Outre-mer : Guyane - Au cœur de la mission Harpie
Pour un gendarme mobile les séjours en outre-mer marquent les esprits :
Lorsque qu’un appel à volontaire a été demandé au sein de la promotion connétable Bertrand du Guesclin pour partager une histoire et son expérience en outre-mer, je n’ai pas hésité très longtemps. Qu’on se le dise : Les territoires d’outre-mer sont un trésor aux multiples facettes, des richesses naturelles, culturelles et humaines. Malgré les paysages époustouflants, les plages paradisiaques et les forêts luxuriantes, il existe un autre décor que le métier de gendarme nous permet d’apprivoiser. Difficultés économiques et sociales, pauvreté, immigration illégale, violence et problèmes environnementaux.
Pour un gendarme mobile, les séjours en outre-mer marquent les esprits. Très attendu, ce déplacement loin de ses proches et de sa famille renforce souvent la cohésion d’une unité.
Il n’est pas question à travers ces quelques lignes de vous expliquer ce que représente un déplacement en outre-mer mais en toute humilité, je l’espère, vous narrer celui qui m’a le plus marqué.

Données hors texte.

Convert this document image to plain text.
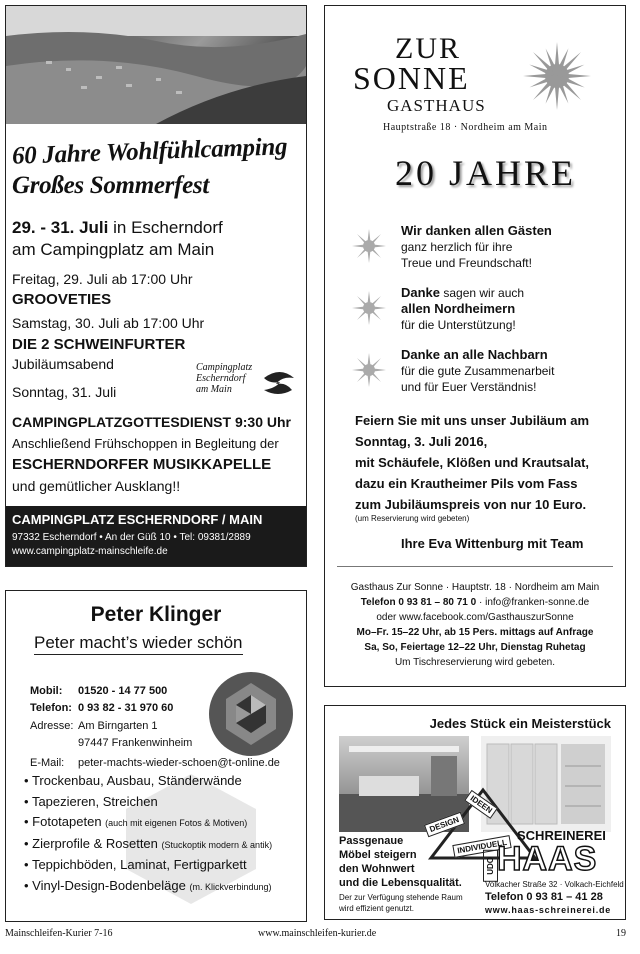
60 Jahre Wohlfühlcamping
Großes Sommerfest
29. - 31. Juli in Escherndorf
am Campingplatz am Main
Freitag, 29. Juli ab 17:00 Uhr
GROOVETIES
Samstag, 30. Juli ab 17:00 Uhr
DIE 2 SCHWEINFURTER
Jubiläumsabend
Sonntag, 31. Juli
Campingplatz
Escherndorf
am Main
CAMPINGPLATZGOTTESDIENST 9:30 Uhr
Anschließend Frühschoppen in Begleitung der
ESCHERNDORFER MUSIKKAPELLE
und gemütlicher Ausklang!!
CAMPINGPLATZ ESCHERNDORF / MAIN
97332 Escherndorf • An der Güß 10 • Tel: 09381/2889
www.campingplatz-mainschleife.de
ZUR
SONNE
GASTHAUS
Hauptstraße 18 · Nordheim am Main
20 JAHRE
Wir danken allen Gästen
ganz herzlich für ihre
Treue und Freundschaft!
Danke sagen wir auch
allen Nordheimern
für die Unterstützung!
Danke an alle Nachbarn
für die gute Zusammenarbeit
und für Euer Verständnis!
Feiern Sie mit uns unser Jubiläum am
Sonntag, 3. Juli 2016,
mit Schäufele, Klößen und Krautsalat,
dazu ein Krautheimer Pils vom Fass
zum Jubiläumspreis von nur 10 Euro.
(um Reservierung wird gebeten)
Ihre Eva Wittenburg mit Team
Gasthaus Zur Sonne · Hauptstr. 18 · Nordheim am Main
Telefon 0 93 81 – 80 71 0 · info@franken-sonne.de
oder www.facebook.com/GasthauszurSonne
Mo–Fr. 15–22 Uhr, ab 15 Pers. mittags auf Anfrage
Sa, So, Feiertage 12–22 Uhr, Dienstag Ruhetag
Um Tischreservierung wird gebeten.
Peter Klinger
Peter macht’s wieder schön
Mobil: 01520 - 14 77 500
Telefon: 0 93 82 - 31 970 60
Adresse: Am Birngarten 1
97447 Frankenwinheim
E-Mail: peter-machts-wieder-schoen@t-online.de
• Trockenbau, Ausbau, Ständerwände
• Tapezieren, Streichen
• Fototapeten (auch mit eigenen Fotos & Motiven)
• Zierprofile & Rosetten (Stuckoptik modern & antik)
• Teppichböden, Laminat, Fertigparkett
• Vinyl-Design-Bodenbeläge (m. Klickverbindung)
Jedes Stück ein Meisterstück
IDEEN
DESIGN
INDIVIDUELL
Passgenaue
Möbel steigern
den Wohnwert
und die Lebensqualität.
Der zur Verfügung stehende Raum
wird effizient genutzt.
SCHREINEREI
UDO HAAS
Volkacher Straße 32 · Volkach-Eichfeld
Telefon 0 93 81 – 41 28
www.haas-schreinerei.de
Mainschleifen-Kurier 7-16	www.mainschleifen-kurier.de	19
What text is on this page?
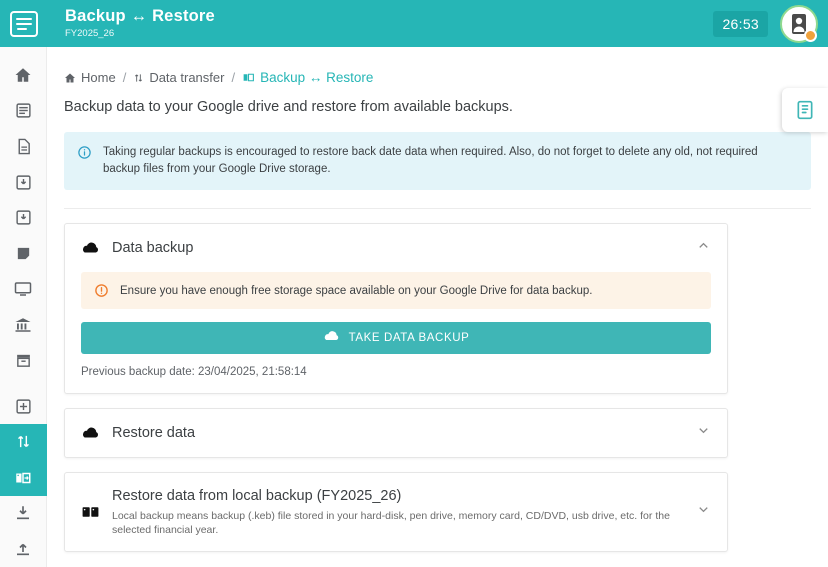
Backup ↔ Restore
FY2025_26
26:53
Home / Data transfer / Backup ↔ Restore
Backup data to your Google drive and restore from available backups.
Taking regular backups is encouraged to restore back date data when required. Also, do not forget to delete any old, not required backup files from your Google Drive storage.
Data backup
Ensure you have enough free storage space available on your Google Drive for data backup.
TAKE DATA BACKUP
Previous backup date: 23/04/2025, 21:58:14
Restore data
Restore data from local backup (FY2025_26)
Local backup means backup (.keb) file stored in your hard-disk, pen drive, memory card, CD/DVD, usb drive, etc. for the selected financial year.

Issu du recrutement semi-direct, j’ai rejoint l’EOGN en 2022. Gendarme mobile depuis 2015, j’ai eu l’opportunité de séjourner dans plusieurs territoires d’outre-mer. L’île de la Réunion, Mayotte, la Polynésie française, Saint Martin et la Martinique. Cependant, un séjour m’a marqué professionnellement. Il s’agît de la Guyane en 2018.
Une adaptation rapide dans des conditions climatiques particulières :
Mercredi 17 octobre 2018, c’est le départ pour un séjour de plusieurs mois au cœur de la forêt guyanaise. Nous sommes une dizaine de militaires de l’escadron 18/5 d’Aurillac, pour la majorité issus du peloton d’intervention à prendre la direction de Camopi pour participer à la mission Harpie. Mise en œuvre en 2008, la mission Harpie vise à lutter contre l’orpaillage illégal qui sévit dans la forêt guyanaise. Les forces armées et la gendarmerie mettent en commun leurs moyens pour freiner et endiguer le fléau que représente l’orpaillage illégal.
24 heures après être arrivé sur le territoire guyanais et avoir confectionné nos sacs, il est déjà l’heure de rejoindre le stage “forêt”. Ce stage est un passage obligatoire pour tous les gendarmes engagés au profit de la mission Harpie. Nous concernant, nous suivons le stage avec des instructeurs de l’AGIGN de Guyane, spécialisés et habitués aux missions en forêt.
Ici, on apprend la confection du hamac, à nager dans le fleuve tout équipé ou encore à mettre à feu en sécurité les pots thermiques utilisés pour détruire du matériel des orpailleurs illégaux. Les conditions climatiques sont particulières en Guyane. Le taux d’humidité est important avec des températures élevées ce qui rend les efforts plus difficiles à supporter. Plusieurs jours sont nécessaires pour permettre au corps de s’adapter. Je comprends rapidement que la forêt peut être hostile et qu’un engagement pour une mission de plusieurs jours peut s’avérer éprouvant.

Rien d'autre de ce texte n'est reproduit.